Aw what a cute baby – let me put a fiver in her college fund….

We all know that aspiration and pretty pictures can make us spend money – otherwise Kate Moss and Vogue would have been out of business years ago, but apparently the same kind of feelgood suggestion can help us save money too. Behavioural finance is the buzz word behind the National Employment Savings Trust (NEST – geddit?) the new national pension and savings scheme which is designed to make it easier for employees to get their head round the idea of saving when mandatory workplace pensions come in later this year. The theory of behavioural finance, according to Helen Dean of NEST writing in today’s Daily Mail is that despite our best intentions, a combination of inertia, fear, and good old fashioned instant gratification, means that we all behave like toddlers when it comes to saving for our future.
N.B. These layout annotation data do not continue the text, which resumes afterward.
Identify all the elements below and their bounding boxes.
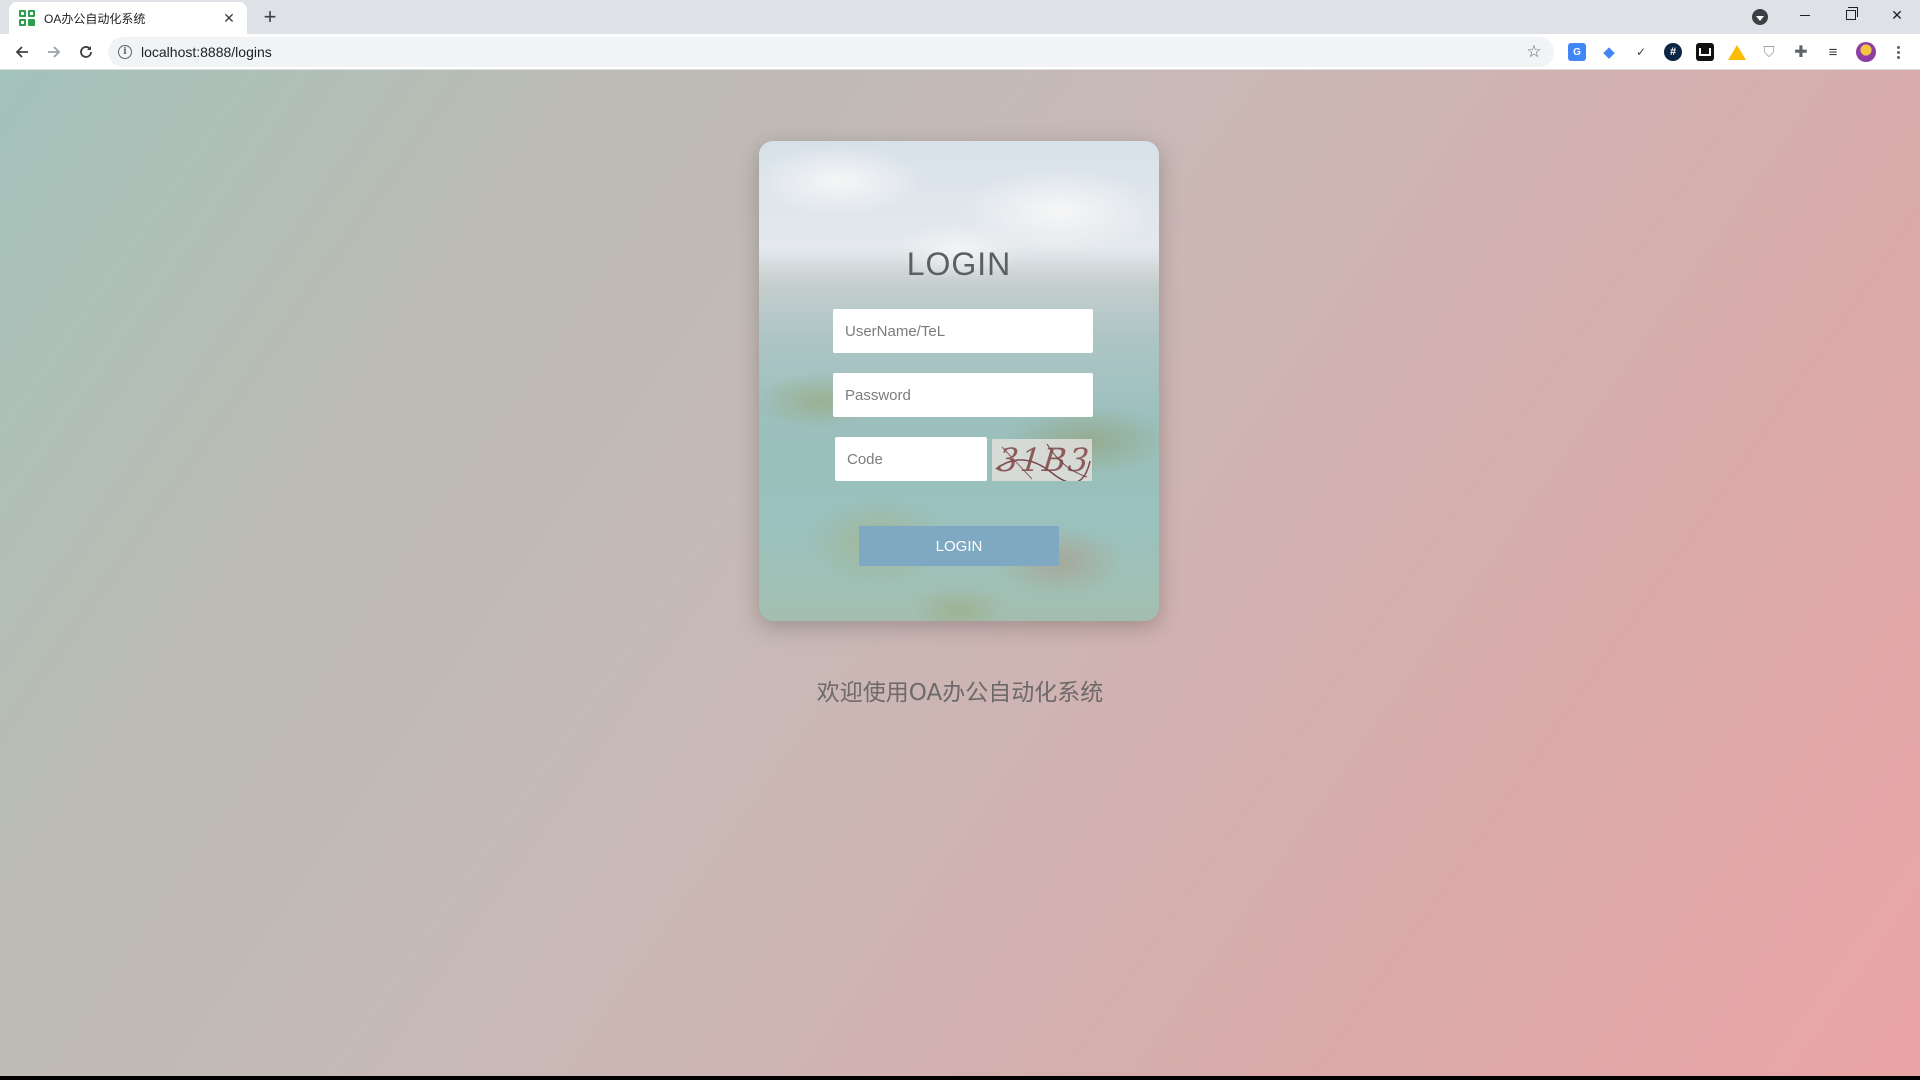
url-text[interactable]: localhost:8888/logins (141, 44, 1524, 60)
info-icon[interactable]: i (118, 45, 132, 59)
hashtag-icon[interactable]: # (1664, 43, 1682, 61)
username-input[interactable] (833, 309, 1093, 353)
book-icon[interactable] (1696, 43, 1714, 61)
check-icon[interactable]: ✓ (1632, 43, 1650, 61)
screen-bottom-edge (0, 1076, 1920, 1080)
login-card: LOGIN 31B3 LOGIN (759, 141, 1159, 621)
browser-tab[interactable]: OA办公自动化系统 ✕ (9, 2, 247, 34)
app-favicon-icon (19, 10, 35, 26)
code-input[interactable] (835, 437, 987, 481)
password-input[interactable] (833, 373, 1093, 417)
page-background: LOGIN 31B3 LOGIN 欢迎使用OA办公自动化系统 (0, 70, 1920, 1076)
login-button[interactable]: LOGIN (859, 526, 1059, 566)
star-icon[interactable]: ☆ (1524, 42, 1544, 62)
google-drive-icon[interactable] (1728, 45, 1746, 60)
reload-button[interactable] (72, 38, 100, 66)
captcha-image[interactable]: 31B3 (992, 439, 1092, 481)
login-title: LOGIN (906, 246, 1012, 282)
restore-button[interactable] (1828, 0, 1874, 30)
welcome-message: 欢迎使用OA办公自动化系统 (816, 680, 1104, 706)
captcha-noise-lines (995, 443, 1091, 481)
reload-icon (80, 46, 92, 58)
browser-toolbar: i localhost:8888/logins ☆ G ◆ ✓ # ⛉ ✚ ≡ (0, 34, 1920, 70)
shield-icon[interactable]: ⛉ (1760, 43, 1778, 61)
tab-close-icon[interactable]: ✕ (221, 10, 237, 26)
menu-dots-icon[interactable] (1888, 42, 1908, 62)
address-bar[interactable]: i localhost:8888/logins ☆ (108, 37, 1554, 67)
new-tab-button[interactable]: + (258, 4, 282, 29)
back-arrow-icon (15, 46, 28, 58)
reading-list-icon[interactable]: ≡ (1824, 43, 1842, 61)
graduation-cap-icon[interactable]: ◆ (1600, 43, 1618, 61)
tab-search-icon[interactable] (1752, 9, 1768, 25)
minimize-button[interactable] (1782, 0, 1828, 30)
google-translate-icon[interactable]: G (1568, 43, 1586, 61)
puzzle-icon[interactable]: ✚ (1792, 43, 1810, 61)
back-button[interactable] (8, 38, 36, 66)
tab-title: OA办公自动化系统 (44, 11, 146, 26)
forward-button[interactable] (40, 38, 68, 66)
browser-tab-strip: OA办公自动化系统 ✕ + ✕ (0, 0, 1920, 34)
forward-arrow-icon (48, 46, 61, 58)
window-close-button[interactable]: ✕ (1874, 0, 1920, 30)
avatar[interactable] (1856, 42, 1876, 62)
Remember those experiments when four year olds were offered one sweetie now, or two if they could be patient and wait for half an hour? Well surprise surprise, those who couldn’t wait and snaffled the sweet straight away turned out, in later life, to be the ones with the one bar fire and cat food while those who had the self-control and sense to wait it out were swanning around the Med on their yachts. It was also discovered that linking saving to positive images, for example having a photograph of your children on your desk or even in the envelope you saved money in, helped people to associate saving money with positive feelings. NEST is harnessing those basic instincts, to try to encourage us to save by taking the pain out of delayed gratification and making saving as painless as possible. Tactic number one is to encourage people to save tiny amounts from their salary so that they barely notice it, then as their salary increases, upping the amount. Although they are installing clear opt out systems they are counting on our natural fear of forms and inertia when it comes to changing our finances to keep us saving. Sneaky, but successful. Professor Schlomo Benartzi, co-founder of the Behavioural Finance Forum in America has had great success with introducing the theory in America and Nest hope to replicate that here in the UK. So what do you think – would slipping a family photo in your wallet make you less likely to splurge in the same way that a photo of yourself in a bikini on the fridge door stops you reaching for the sticky toffee pudding? Let me know.